受賞後、再生回数は1290万回を突破。400人ほどだったフォロワーは、300倍の12万人に増えた。

映像クリエイター・本木真武太さん:
本当にうれしいの一言に尽きる。今まで諦めずにやってきたことがこの結果になった。涙をこばすぐらい、うれしい出来事だった

9歳まで下諏訪町や松本市で暮らし、今は東京で活動する本木さん。幼少期を信州で過ごしたことが、今回の作品にも影響していると話す。

「木は切っていい」… 大事に使って!

映像クリエイター・本木真武太さん:
川とか山とか自然豊かな場所で遊んで、小さい時から生命の尊さに触れあったことが、自分の中に今でも強く残っている。

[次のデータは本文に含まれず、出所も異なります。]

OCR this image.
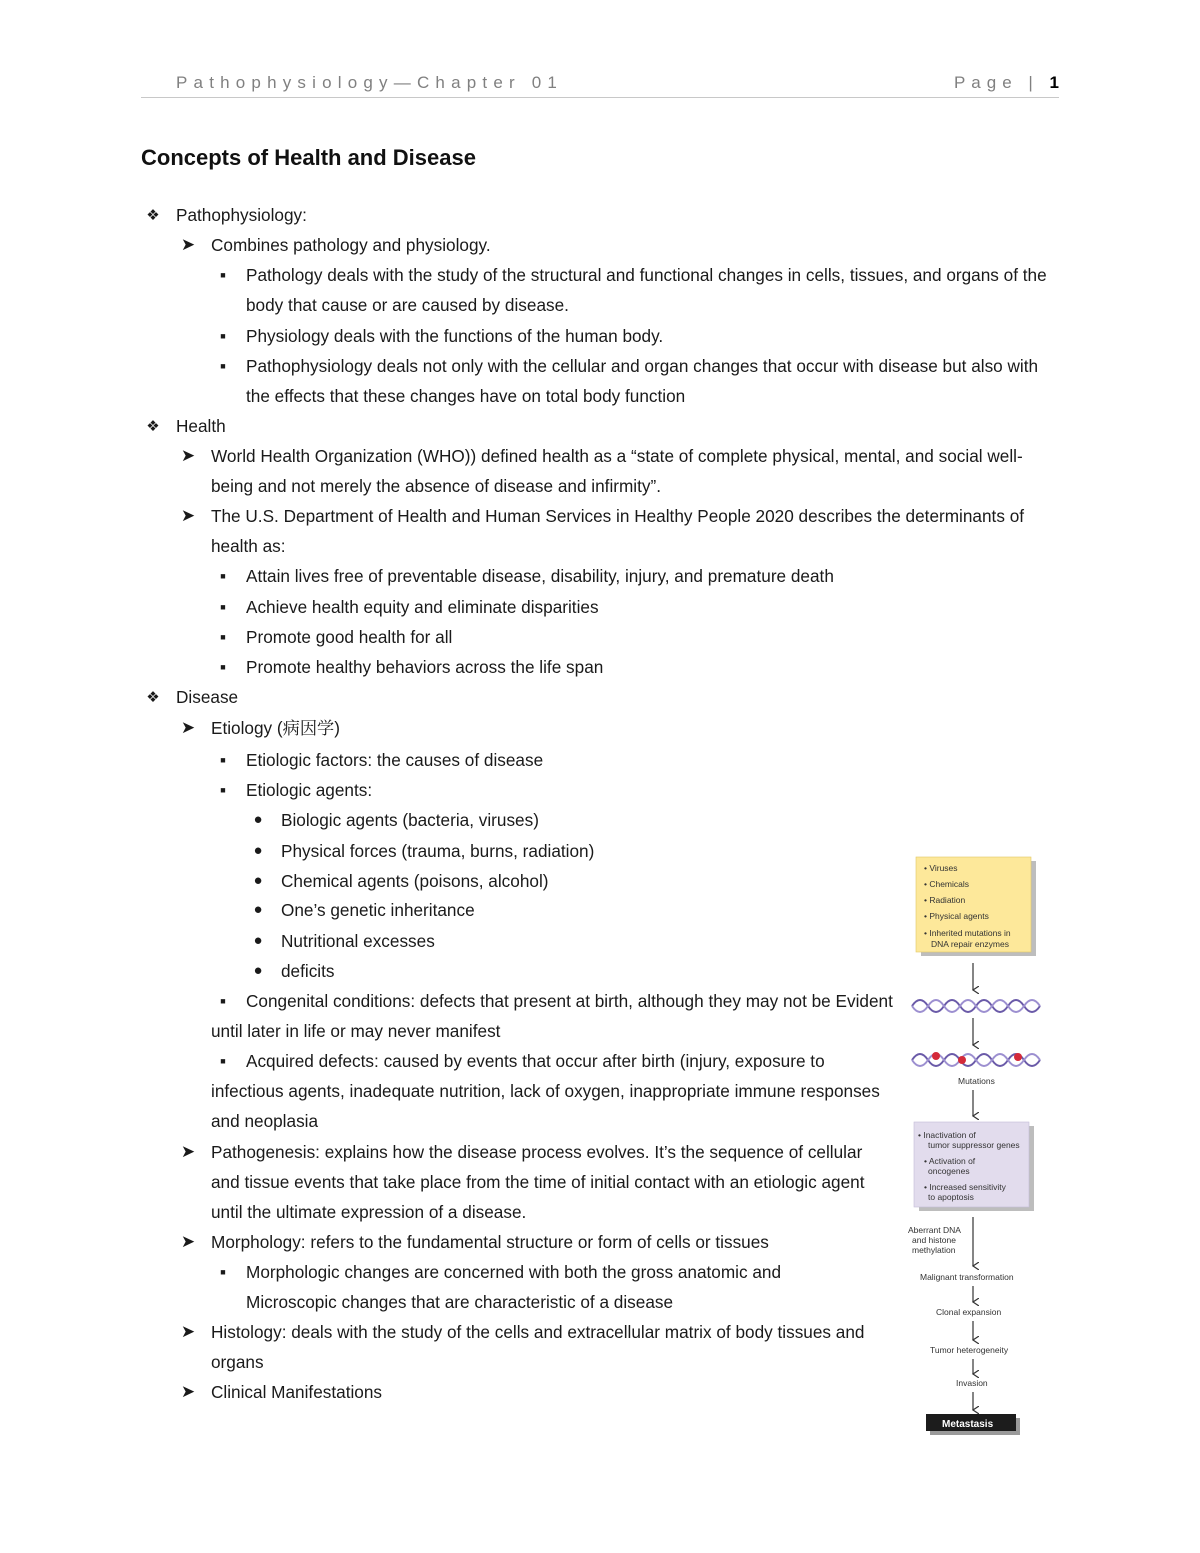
Pathophysiology—Chapter 01	Page | 1
Concepts of Health and Disease
❖ Pathophysiology:
➤ Combines pathology and physiology.
■	Pathology deals with the study of the structural and functional changes in cells, tissues, and organs of the body that cause or are caused by disease.
■	Physiology deals with the functions of the human body.
■	Pathophysiology deals not only with the cellular and organ changes that occur with disease but also with the effects that these changes have on total body function
❖ Health
➤ World Health Organization (WHO)) defined health as a “state of complete physical, mental, and social well-being and not merely the absence of disease and infirmity”.
➤ The U.S. Department of Health and Human Services in Healthy People 2020 describes the determinants of health as:
■	Attain lives free of preventable disease, disability, injury, and premature death
■	Achieve health equity and eliminate disparities
■	Promote good health for all
■	Promote healthy behaviors across the life span
❖ Disease
➤ Etiology (病因学)
■	Etiologic factors: the causes of disease
■	Etiologic agents:
●	Biologic agents (bacteria, viruses)
●	Physical forces (trauma, burns, radiation)
●	Chemical agents (poisons, alcohol)
●	One’s genetic inheritance
●	Nutritional excesses
●	deficits
■	Congenital conditions: defects that present at birth, although they may not be Evident until later in life or may never manifest
■	Acquired defects: caused by events that occur after birth (injury, exposure to infectious agents, inadequate nutrition, lack of oxygen, inappropriate immune responses and neoplasia
➤ Pathogenesis: explains how the disease process evolves. It’s the sequence of cellular and tissue events that take place from the time of initial contact with an etiologic agent until the ultimate expression of a disease.
➤ Morphology: refers to the fundamental structure or form of cells or tissues
■	Morphologic changes are concerned with both the gross anatomic and Microscopic changes that are characteristic of a disease
➤ Histology: deals with the study of the cells and extracellular matrix of body tissues and organs
➤ Clinical Manifestations
• Viruses
• Chemicals
• Radiation
• Physical agents
• Inherited mutations in
DNA repair enzymes
Mutations
• Inactivation of
tumor suppressor genes
• Activation of
oncogenes
• Increased sensitivity
to apoptosis
Aberrant DNA
and histone
methylation
Malignant transformation
Clonal expansion
Tumor heterogeneity
Invasion
Metastasis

(桶の材料は)長野県の「木曽さわら」、下諏訪とか木曽の魅力を世界に発信したい思いがあった

主人公は桶職人。制作過程をテンポよく見せていく。これには「狙い」があった。

映像クリエイター・本木真武太さん:
(TikTokのユーザーは)Z世代、若い年齢層のユーザーが多いと思っていた。冒頭から速いカットでリズミカルなカットを組み合わせて、ストーリーに緩急をつけることで3分間、最後まで見てもらう。それを無視すると、若い世代にメッセージを伝えることが難しくなると思った

映像クリエイター・本木真武太さん(リモート取材)
映像クリエイター・本木真武太さん(リモート取材)

(作品より)
「木って切っていいの?環境にいいの?」

通りがかりの男からの問いかけに、主人公は環境問題に思いを巡らせる。ここにメッセージが込められていた。

(作品より)
「なんであの人は、木を切っちゃいけないと思ったのかな」

映像クリエイター・本木真武太さん:
「切ってもいいんだよ」っていう職人さんの気持ちを、主にメッセージで伝えたかった

TikTokより
TikTokより

桶は、言わば持続可能な資源・森の「象徴」だ。森を維持するには、「間伐」や木を切って利用することが欠かせない。桶を作ること、それを大事に使うことは、資源を守ることや廃棄物の削減につながる。

映像クリエイター・本木真武太さん:
一番伝えたかったのは「物を大切にする」。今の若い人たちにその思いを伝えることで、若い人が作ったものを、未来の若い人が大事にするって連鎖していって、環境問題も今の若い人たちが解決していく、連鎖反応的な感じで改善していけたら

本木さんは、今後も社会問題などを世に問う短編作品を作りたいと意欲を見せている。